Les expositions qui lui sont consacrées désormais doivent prendre des partis, et parfois très différents comme à Paris en ce printemps : le Grand Palais et son commissaire, Alain Cueff, emmènent Warhol du côté du grand art, avec un parcours d’exposition assez saisissant puisque l’on y trouve ce qu’un regard superficiel qualifierait trop vite de « galerie de portraits » : pas moins de 127 « sujets ». Et une volonté de faire apparaître une œuvre à la fois décisivement picturale et attachée à l’héritage de la grande peinture, dans sa vocation séculaire de cerner quelque chose de l’essence du vivant interrogé au travers du masque, la persona : toutes « figures » de la visagéité qui, du côté de l’interrogation ontologique, demeurent jusqu’à Deleuze ou Levinas un point de rencontre entre le pictural et le philosophique. Et le religieux. Mais prendre la mesure de l’entreprise warholienne, c’est aussi savoir conjuguer dans la même phrase le Suaire de Turin et la dernière des publicités pour cosmétique, la superficialité communicationnelle du XXe siècle et la déréliction moderne. Ainsi, la Maison rouge, sous la houlette de Judith Benhamou-Huet, ouvre une perspective qui fait apparaître tout autre le même monument. « Warhol TV » se regarde assis dans un fauteuil, devant un dispositif d’écrans de téléviseurs assez judicieusement installés pour laisser le choix au zappeur. On y trouve donc des extraits d’émissions produites pour des télévisions câblées new-yorkaises, puisque la production télévisée était devenue un département à part entière de la Factory, extraits qui mettent en scène tantôt Warhol soliloquant sur un vélo d’appartement, tantôt Georgia O’Keeffe interrogée par Paloma Picasso. On y navigue entre sitcom et talk-show, entre ennui et frénésie, avec une image désinvolte à la facture néanmoins cohérente. Le ressort dramatique du sentimental est toujours là, même si les baisers n’ont souvent pas le goût du main stream. Warhol apparaît aussi comme une vedette ordinaire de l’écran, dans des pubs et des clips ; il faut reconnaître cependant qu’il n’est bon que quand il joue, gauche et faux, son propre rôle. Le catalogue publié pour l’occasion, qui prend la forme d’un magazine, fait accéder par une série de témoignages à l’atmosphère et aux conditions de cette part du travail de Warhol, profondément lié à une perception subjective et impersonnelle du monde.
Du suave à l’acide
Les Screen-tests, présents dans les deux parcours, constituent un lien explicite entre les deux expositions. Warhol en réalisa plus de cinq cents, entre 1964 et 1966, selon le même principe minimal : plan fixe pour les trois minutes du chargeur de la caméra Bolex 16 mm de l’artiste, avec comme seule consigne de regarder la caméra — un interdit du « vrai » cinéma. étirés par une projection ralentie à 16 images/seconde, les visages délivrent bien sûr « quelque chose » — même de la part d’un joueur comme Duchamp, étonnamment doux. La télévision et son cadre rapproché ramènent à la dimension du portrait et de son au-delà mondain, même et surtout quand il porte sur les gens du monde et personnalités publiques.

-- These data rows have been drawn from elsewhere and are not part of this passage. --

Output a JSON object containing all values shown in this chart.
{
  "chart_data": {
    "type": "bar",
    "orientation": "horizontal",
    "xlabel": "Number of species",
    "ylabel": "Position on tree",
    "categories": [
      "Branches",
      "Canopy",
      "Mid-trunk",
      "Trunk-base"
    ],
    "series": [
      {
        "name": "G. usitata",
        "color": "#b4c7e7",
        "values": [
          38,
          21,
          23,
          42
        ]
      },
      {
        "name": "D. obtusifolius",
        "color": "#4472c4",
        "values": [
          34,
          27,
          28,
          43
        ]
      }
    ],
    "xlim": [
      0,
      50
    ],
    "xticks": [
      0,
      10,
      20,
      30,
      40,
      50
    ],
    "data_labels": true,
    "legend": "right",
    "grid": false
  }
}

Bref, il y a dans ce croisement de points de vue, parfaitement éloignés mais complémentaires, de quoi satisfaire le Warholien convaincu. Mais aussi une manière d’enfermer Warhol dans un « système Warhol », fût-ce celui de ne pas en avoir. C’est la nature même de l’exposition qui est en cause ici, et les deux projets parisiens, tous deux de belle facture, clairs, à la hauteur de leurs ambitions, produisent cet effet de concentration qui pourrait bien apparaître comme le contre-pied de l’entreprise warholienne. Il faudra donc au visiteur une attention soutenue pour trouver dans le rythme nécessairement convenu des espaces du Grand Palais des moments — ainsi le polyptyque de 1972, Philip Johnson, soudain très painterly entre les platitudes de tant d’autres tableaux qui glissent sans prévenir, délice paradoxal, du suave à l’acide. Et si les 112 Christ en jaune sur noir tiré de Léonard s’imposent ici, la multiplication des écrans simultanés dissoud quelque chose, au point que, pour parodier Warhol lui-même cité dans l’introduction de Judith Benhamou-Huet : « La télévision me divertissait juste assez pour que les problèmes que me racontaient [les images] ne m’affectent plus. » C’est sans doute que l’affect n’est jamais là où on le croit, pour Warhol dont on a pu dire (Benjamin Liu) que, « quoi qu’il vous dise, son discours n’a rien à voir avec ce qu’il pense ». L’œuvre de Warhol ne tient jamais seulement dans les œuvres de Warhol, mais dans un rapport au monde, de connaissance et d’inconnaissance, qui en fait un contemporain pour un moment encore.
Le Grand Monde d’Andy Warhol, jusqu’au 13 juillet, Galeries nationales du Grand Palais, entrée Clemenceau, 3, av. du Général-Clemenceau, 75008 Paris, www.rmn.fr, tlj sauf mardi 10h-22h, le jeudi jusqu’à 20h. Catalogue, éd. RMN, 368 p, 45 euros, ISBN 978-2-7118-555-1.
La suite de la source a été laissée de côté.